The new edition of Simone de Beauvoir’s The Second Sex is out; it’s a new translation by Constance Borde and Sheila Malovany-Chevallier. And one could get worked up over what the New York Times has done about it. But I am not sure whether we should. See below.
The story so far:
In the US The Second Sex was released by Random House on April 13 of this year. Reviews are just starting to come in; perhaps because of an earlier release, the British are ahead: the Time’s Higher Ed suppl has a short piece; a fuller piece can be found in the Independent. These do not undertake the task of full scholarly assessment. Toril Moi does provide such an assessment in the London Review of Books, and it is decidedly a hatchet job. (The comments are worth reading.)
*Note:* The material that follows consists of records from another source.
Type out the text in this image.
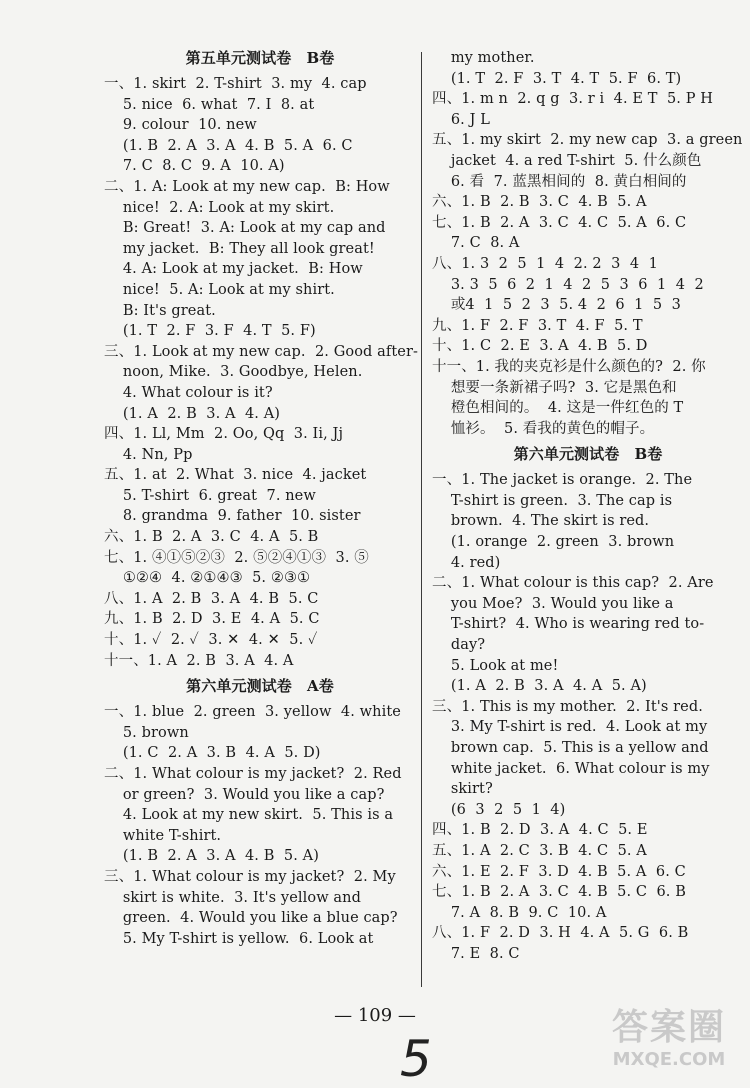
第五单元测试卷　B卷
一、1. skirt  2. T-shirt  3. my  4. cap
5. nice  6. what  7. I  8. at
9. colour  10. new
(1. B  2. A  3. A  4. B  5. A  6. C
7. C  8. C  9. A  10. A)
二、1. A: Look at my new cap.  B: How
nice!  2. A: Look at my skirt.
B: Great!  3. A: Look at my cap and
my jacket.  B: They all look great!
4. A: Look at my jacket.  B: How
nice!  5. A: Look at my shirt.
B: It's great.
(1. T  2. F  3. F  4. T  5. F)
三、1. Look at my new cap.  2. Good after-
noon, Mike.  3. Goodbye, Helen.
4. What colour is it?
(1. A  2. B  3. A  4. A)
四、1. Ll, Mm  2. Oo, Qq  3. Ii, Jj
4. Nn, Pp
五、1. at  2. What  3. nice  4. jacket
5. T-shirt  6. great  7. new
8. grandma  9. father  10. sister
六、1. B  2. A  3. C  4. A  5. B
七、1. ④①⑤②③  2. ⑤②④①③  3. ⑤
①②④  4. ②①④③  5. ②③①
八、1. A  2. B  3. A  4. B  5. C
九、1. B  2. D  3. E  4. A  5. C
十、1. ✓  2. ✓  3. ✕  4. ✕  5. ✓
十一、1. A  2. B  3. A  4. A
第六单元测试卷　A卷
一、1. blue  2. green  3. yellow  4. white
5. brown
(1. C  2. A  3. B  4. A  5. D)
二、1. What colour is my jacket?  2. Red
or green?  3. Would you like a cap?
4. Look at my new skirt.  5. This is a
white T-shirt.
(1. B  2. A  3. A  4. B  5. A)
三、1. What colour is my jacket?  2. My
skirt is white.  3. It's yellow and
green.  4. Would you like a blue cap?
5. My T-shirt is yellow.  6. Look at
my mother.
(1. T  2. F  3. T  4. T  5. F  6. T)
四、1. m n  2. q g  3. r i  4. E T  5. P H
6. J L
五、1. my skirt  2. my new cap  3. a green
jacket  4. a red T-shirt  5. 什么颜色
6. 看  7. 蓝黑相间的  8. 黄白相间的
六、1. B  2. B  3. C  4. B  5. A
七、1. B  2. A  3. C  4. C  5. A  6. C
7. C  8. A
八、1. 3  2  5  1  4  2. 2  3  4  1
3. 3  5  6  2  1  4  2  5  3  6  1  4  2
或4  1  5  2  3  5. 4  2  6  1  5  3
九、1. F  2. F  3. T  4. F  5. T
十、1. C  2. E  3. A  4. B  5. D
十一、1. 我的夹克衫是什么颜色的?  2. 你
想要一条新裙子吗?  3. 它是黑色和
橙色相间的。  4. 这是一件红色的 T
恤衫。  5. 看我的黄色的帽子。
第六单元测试卷　B卷
一、1. The jacket is orange.  2. The
T-shirt is green.  3. The cap is
brown.  4. The skirt is red.
(1. orange  2. green  3. brown
4. red)
二、1. What colour is this cap?  2. Are
you Moe?  3. Would you like a
T-shirt?  4. Who is wearing red to-
day?
5. Look at me!
(1. A  2. B  3. A  4. A  5. A)
三、1. This is my mother.  2. It's red.
3. My T-shirt is red.  4. Look at my
brown cap.  5. This is a yellow and
white jacket.  6. What colour is my
skirt?
(6  3  2  5  1  4)
四、1. B  2. D  3. A  4. C  5. E
五、1. A  2. C  3. B  4. C  5. A
六、1. E  2. F  3. D  4. B  5. A  6. C
七、1. B  2. A  3. C  4. B  5. C  6. B
7. A  8. B  9. C  10. A
八、1. F  2. D  3. H  4. A  5. G  6. B
7. E  8. C
— 109 —
5
答案圈
MXQE.COM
In contrast, the reviews haven’t started to appear yet in comparable US intellectual magazines, such as the New York Reivew of Books or the NY Times Sunday Book Review. Or the New Yorker. Salon does report on the Moi review, and Slate has a bit by Katie Roiphe, which pronounces it an improved translation of a classic work by an ambiguous feminist heroine. (Roiphe, we should point out, is an expert on ambiguous feminism, at least as a practice.) The ambiguity is due to features of her life, her scandalous life, which includes the presence of pictures of her bum!!
Here’s where it starts to get, well, dialectical. Can we really as feminists approve of talking about de Beauvoir’s fashion style and body bits?
Enter the New York Times. Not its more serious review sections, but its Style Magazine, T, which must be the only part of the Times I never read. Too, too depressing unless one wants to be 21 and a size 0. Or at least could reasonably hope to pass oneself off as something similar.
And Style does pick up on such things as the bum and the hotness issue. I mean, it is Style. To be fair to them, they do see it’s a bit odd and remark that they’ve done such style assessements of a dictator and a literary lion. And they have.
jezebel.com takes them to task for this, saying, I think incorrectly, that they sidestep the question of whether a male philosophy would get the same treatment. Nonetheless, there are very serious general concerns, ones familiar to feminists, and Monkey raised them here with regard to the bum controversy. Can’t we discuss a female philosopher without these reductive comments taking over?
jezebel.com says that it would be nice if we could evaluate Beauvoir the intellectual without also talking about her naked ass. That seems exactly right. And the British publications do that. However, is it a fair criticism of Style that it does not?
Thanks to SG, who alerted us to the issues!